The 1987 Constitution has given the country a costly, vulgar, ineffective and pseudo-democratic presidential system that could be transformed into an efficient, transparent, fully democratic and intellectually informed parliamentary system. Likewise, a country the size and shape of The Philippines would benefit immensely from a federal system that would take the money and power out of the hands of Imperial Manila’s elite and give it back to local and regional leaders who understand the needs of their people.
During his State of The Nation, Duterte’s beautiful words about the Bangsamoro Autonomous Region in Muslim Mindanao read like a pamphlet in favour of federalism. It also helps to realise that the form of government in the new autonomous region will be a parliamentary form of government.

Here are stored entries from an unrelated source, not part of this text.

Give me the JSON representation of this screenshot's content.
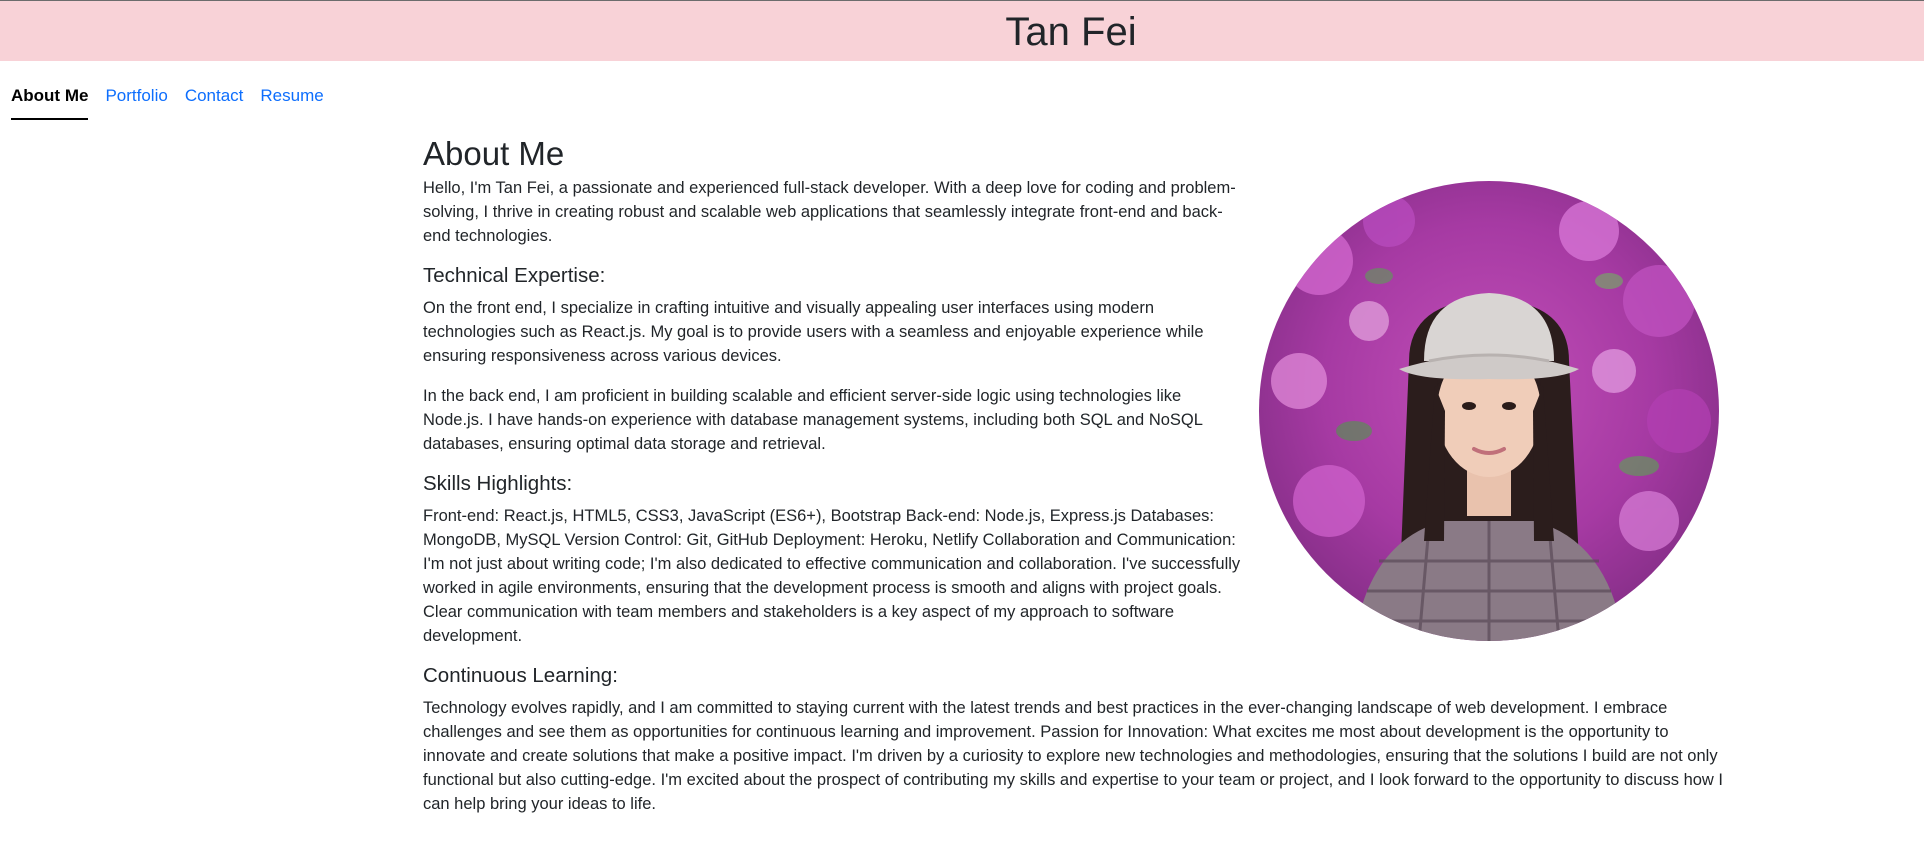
{
  "header": {
    "title": "Tan Fei"
  },
  "nav": {
    "tabs": [
      {
        "label": "About Me",
        "active": true
      },
      {
        "label": "Portfolio",
        "active": false
      },
      {
        "label": "Contact",
        "active": false
      },
      {
        "label": "Resume",
        "active": false
      }
    ]
  },
  "about": {
    "title": "About Me",
    "intro": "Hello, I'm Tan Fei, a passionate and experienced full-stack developer. With a deep love for coding and problem-solving, I thrive in creating robust and scalable web applications that seamlessly integrate front-end and back-end technologies.",
    "technical_heading": "Technical Expertise:",
    "technical_p1": "On the front end, I specialize in crafting intuitive and visually appealing user interfaces using modern technologies such as React.js. My goal is to provide users with a seamless and enjoyable experience while ensuring responsiveness across various devices.",
    "technical_p2": "In the back end, I am proficient in building scalable and efficient server-side logic using technologies like Node.js. I have hands-on experience with database management systems, including both SQL and NoSQL databases, ensuring optimal data storage and retrieval.",
    "skills_heading": "Skills Highlights:",
    "skills_p": "Front-end: React.js, HTML5, CSS3, JavaScript (ES6+), Bootstrap Back-end: Node.js, Express.js Databases: MongoDB, MySQL Version Control: Git, GitHub Deployment: Heroku, Netlify Collaboration and Communication: I'm not just about writing code; I'm also dedicated to effective communication and collaboration. I've successfully worked in agile environments, ensuring that the development process is smooth and aligns with project goals. Clear communication with team members and stakeholders is a key aspect of my approach to software development.",
    "learning_heading": "Continuous Learning:",
    "learning_p": "Technology evolves rapidly, and I am committed to staying current with the latest trends and best practices in the ever-changing landscape of web development. I embrace challenges and see them as opportunities for continuous learning and improvement. Passion for Innovation: What excites me most about development is the opportunity to innovate and create solutions that make a positive impact. I'm driven by a curiosity to explore new technologies and methodologies, ensuring that the solutions I build are not only functional but also cutting-edge. I'm excited about the prospect of contributing my skills and expertise to your team or project, and I look forward to the opportunity to discuss how I can help bring your ideas to life."
  },
  "colors": {
    "header_bg": "#f8d2d7",
    "link": "#0d6efd",
    "text": "#212529"
  }
}
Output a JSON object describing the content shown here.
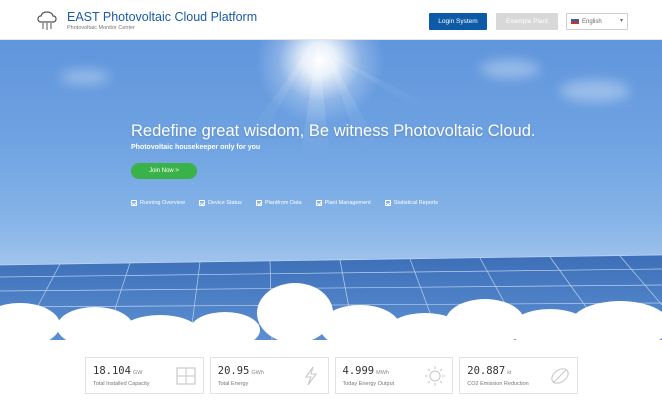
{
  "header": {
    "brand_title": "EAST Photovoltaic Cloud Platform",
    "brand_sub": "Photovoltaic Monitor Center",
    "login_label": "Login System",
    "example_label": "Example Plant",
    "language": "English"
  },
  "hero": {
    "title": "Redefine great wisdom, Be witness Photovoltaic Cloud.",
    "subtitle": "Photovoltaic housekeeper only for you",
    "join_label": "Join Now >",
    "features": [
      "Running Overview",
      "Device Status",
      "Plantfrom Data",
      "Plant Management",
      "Statistical Reports"
    ]
  },
  "stats": [
    {
      "value": "18.104",
      "unit": "GW",
      "label": "Total Installed Capacity",
      "icon": "grid-panel-icon"
    },
    {
      "value": "20.95",
      "unit": "GWh",
      "label": "Total Energy",
      "icon": "lightning-icon"
    },
    {
      "value": "4.999",
      "unit": "MWh",
      "label": "Today Energy Output",
      "icon": "sun-icon"
    },
    {
      "value": "20.887",
      "unit": "kt",
      "label": "CO2 Emission Reduction",
      "icon": "leaf-icon"
    }
  ],
  "colors": {
    "brand": "#1c5aa8",
    "login_button": "#0d5aa7",
    "join_button": "#3ab24a",
    "sky": "#6fa3e2"
  }
}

Finally, the 1987 Constitution’s retrograde and economically idiotic restrictions on foreign direct investment (FDI) prohibit The Philippines from experiencing the kinds of economic growth and job creation that have had positively transformative effects on other ASEAN states including Singapore, Malaysia, Thailand and even communist Vietnam.
Thus, one sees that for every problem with governance and legal red tape in The Philippines, there are three clear solutions that can be achieved through constitutional reform (aka charter change). No one is arguing that these three main reforms will automatically solve all of the country’s problems, but without making these reforms, the problems will not and cannot go away.
As such, it is clear that not only is The Philippines ready for such reform but that such reform is in fact long overdue.
As for people not understanding the necessity of or the nature of the reforms, this is not the fault of ordinary citizens but the fault of those doing the explaining. The system of entrenched elitism among Filipino politicians, political observers and “academics” has made it so that the elites go out of their way to speak down to ordinary people rather than speaking directly and clearly to them in a spirit of fraternal national pride.
Thus, although constitutional reform is the most serious issue facing The Philippines, it is actually a good thing that Duterte glossed over it in his State of The Nation. The SONA address tends to be far more formal than most of Duterte’s speeches. Whilst Duterte was very much himself during this year’s SONA, the fact of the matter is that Duterte is most happy when speaking to ordinary people rather than politicians. It is there that he can joke, he can be direct, he can swear and he can make seemingly outrageous points that cleverly help to get otherwise obscure topics into mainstream conversation.
Of his many great assets, Duterte’s personal ability to convey sincerity, genuine humour and an affection for those who love and trust their popular leader are by far his most outstanding qualities. In the final years of his presidency under the old system, Duterte can and frankly ought to use these assets to make the case for constitutional reform in ways that the old elitists never could do.
The 3 point agenda for reform aims to transform a needlessly complicated system into a simple and straightforward one. As such, there is nothing so difficult to explain that it cannot be easily understood if explained by the right kind of person.
During the SONA, Duterte criticised the shortcomings of his opponents and even offered very blunt self-criticism. Now is the time to speak directly to the people about the issue of reform and after that let the people tell the political class that they say ‘YES’ to CoRRECTING the constitution.